In São Paulo, he has provoked an outcry over his suggestion that reconstituted food —farinata —made from flour and pasta near their expiry date could help feed the city’s poor, not least its15,000 homeless people. Some of his critics called it “dog food”. He has responded by saying his administration is working to improve the lives of the city’s dispossessed by providing new shelters and by way of partnerships with companies such as McDonald’s.
While Mr Doria’s style and background have drawn comparison by some critics with US President Trump and former Italian prime minister Silvio Berlusconi, he likens himself to Michael Bloomberg, the billionaire former mayor of New York. He is “fully pro-privatisation” and for a “smaller state”, Mr Doria notes. Like Mr Bloomberg, he says, he has not drawn a mayoral salary.
Argentina’s president and former mayor of Buenos Aires, Mauricio Macri, is another character he is drawn to. “I know him and I like him,” Mr Doria says of the wealthy businessman turned politician. “He is modern, efficient, transforming and courageous.”
With October’s general election wide open, the question is where next for Mr Doria. Geraldo Alckmin, the veteran governor of São Paulostate, has been earmarked as presidential candidate for Mr Doria’s PSDB party. The mayor is expected to leave his post in April to go for the governor’s seat in the election, but insiders believe he may run for president if the popularity of Mr Alckmin, presently fourth in the polls, fails to rise.
Mr Doria remains enigmatic. “Without courage you do nothing,” he says. “There is no victory without pain.”
Geraldo Alckmin needs to win national support
Straight-talking São Paulo state governor Geraldo Alckmin (pictured above) is tipped to run for president when Brazil goes to the ballot box this October. Heralded as bringing down crime across the state in his four terms as leader, he has been selected to unite a divided party.
The Brazilian Social Democracy party (PSDB) is one of the biggest in the country and includes both supporters and opponents of unpopular president Michel Temer.
Career politician Mr Alckmin, who grew up 150km north of the city of São Paulo, is its most likely presidential nominee.
There are concerns, however, that he is virtually unknown outside Brazil’s wealthiest and most populous state.
“At a national level he will struggle,” says Thiago de Aragão, an analyst at Brasília-based political consultancy Arko Advice.
“For a candidate to embrace Brazil he needs to sell more than just simply good governance as part of his political campaign.”
In a January poll of voting intentions, Mr Alckmin was backed by only 7 per cent of voters in three key states where his party traditionally garners strong support —Rio Grande do Sul, Santa Catarina and Paraná.

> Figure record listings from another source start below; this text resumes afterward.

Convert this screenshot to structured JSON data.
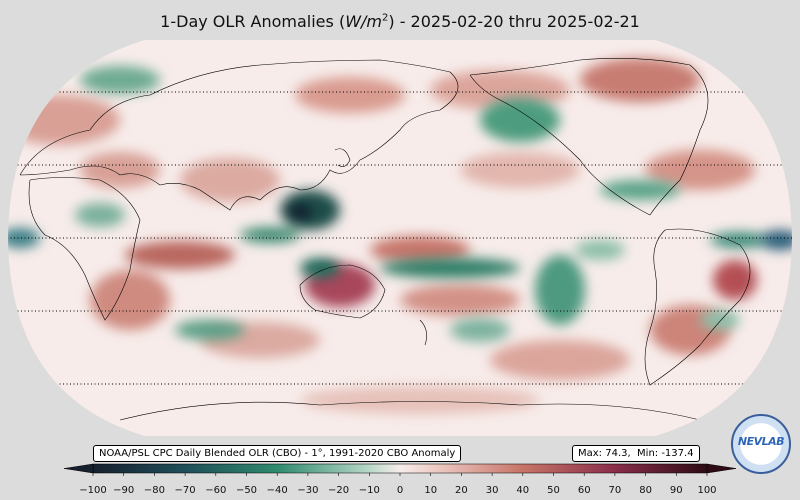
{
  "title": {
    "prefix": "1-Day OLR Anomalies (",
    "unit_base": "W/m",
    "unit_exp": "2",
    "suffix": ") - 2025-02-20 thru 2025-02-21"
  },
  "source_label": "NOAA/PSL CPC Daily Blended OLR (CBO) - 1°, 1991-2020 CBO Anomaly",
  "stats": {
    "max_label": "Max: 74.3,",
    "min_label": "Min: -137.4"
  },
  "logo_text": "NEVLAB",
  "colors": {
    "background": "#dcdcdc",
    "negative_max": "#16202e",
    "negative_mid": "#2f8a6e",
    "neutral": "#f7ecea",
    "positive_mid": "#c77468",
    "positive_max": "#2e0b14"
  },
  "colorbar": {
    "ticks": [
      "−100",
      "−90",
      "−80",
      "−70",
      "−60",
      "−50",
      "−40",
      "−30",
      "−20",
      "−10",
      "0",
      "10",
      "20",
      "30",
      "40",
      "50",
      "60",
      "70",
      "80",
      "90",
      "100"
    ],
    "range": [
      -100,
      100
    ],
    "step": 10,
    "extend": "both"
  },
  "map": {
    "projection": "Robinson",
    "central_longitude": 180,
    "parallels_dotted": [
      "60N",
      "30N",
      "0",
      "30S",
      "60S"
    ]
  }
}
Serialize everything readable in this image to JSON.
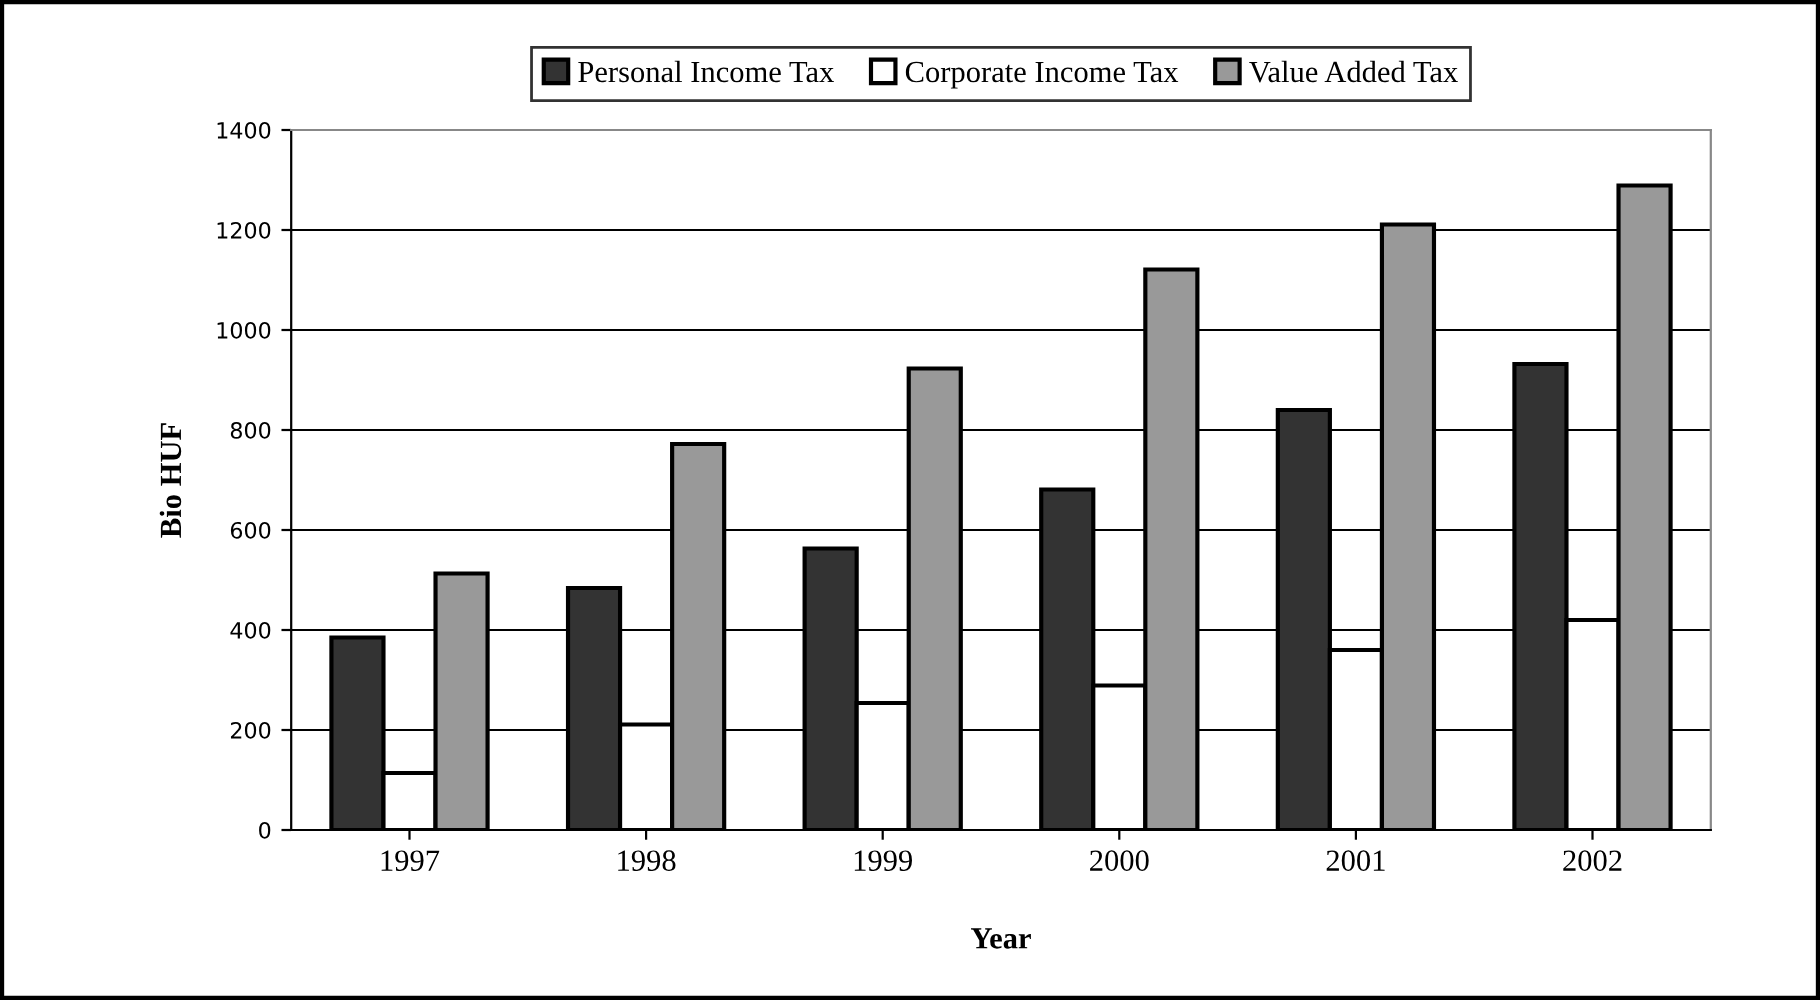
{
  "chart_data": {
    "type": "bar",
    "xlabel": "Year",
    "ylabel": "Bio HUF",
    "categories": [
      "1997",
      "1998",
      "1999",
      "2000",
      "2001",
      "2002"
    ],
    "series": [
      {
        "name": "Personal Income Tax",
        "color": "#333333",
        "values": [
          385,
          484,
          563,
          681,
          840,
          932
        ]
      },
      {
        "name": "Corporate Income Tax",
        "color": "#ffffff",
        "values": [
          114,
          211,
          254,
          289,
          360,
          420
        ]
      },
      {
        "name": "Value Added Tax",
        "color": "#999999",
        "values": [
          513,
          772,
          923,
          1121,
          1211,
          1289
        ]
      }
    ],
    "ylim": [
      0,
      1400
    ],
    "yticks": [
      0,
      200,
      400,
      600,
      800,
      1000,
      1200,
      1400
    ],
    "grid": "y",
    "legend": "top"
  }
}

That was half the level of support for his party predecessor Aécio Neves at this stage of the 2014 presidential election campaign against Dilma Rousseff.
Candidates have until August to formally announce they are candidates. Choosing a suitable deputy will be crucial to Mr Alckmin’s success, says Matias Spektor, a political analyst.
“He needs to select a vice-president who either has supporters in the agricultural heartland in the centre-west or the poorer states in the north-east,” he says.
Possible centre-west options include seasoned PSDB senator Cássio Cunha Lima, while contenders in the north-east include Antônio Carlos Magalhães Neto, the current mayor of Salvador.
Mr Alckmin’s level of influence outside his state may have been underestimated, however.
If no other presidential hopeful matches his experience or fails to tap into national issues, Mr Alckmin may be on his way to becoming the most credible candidate.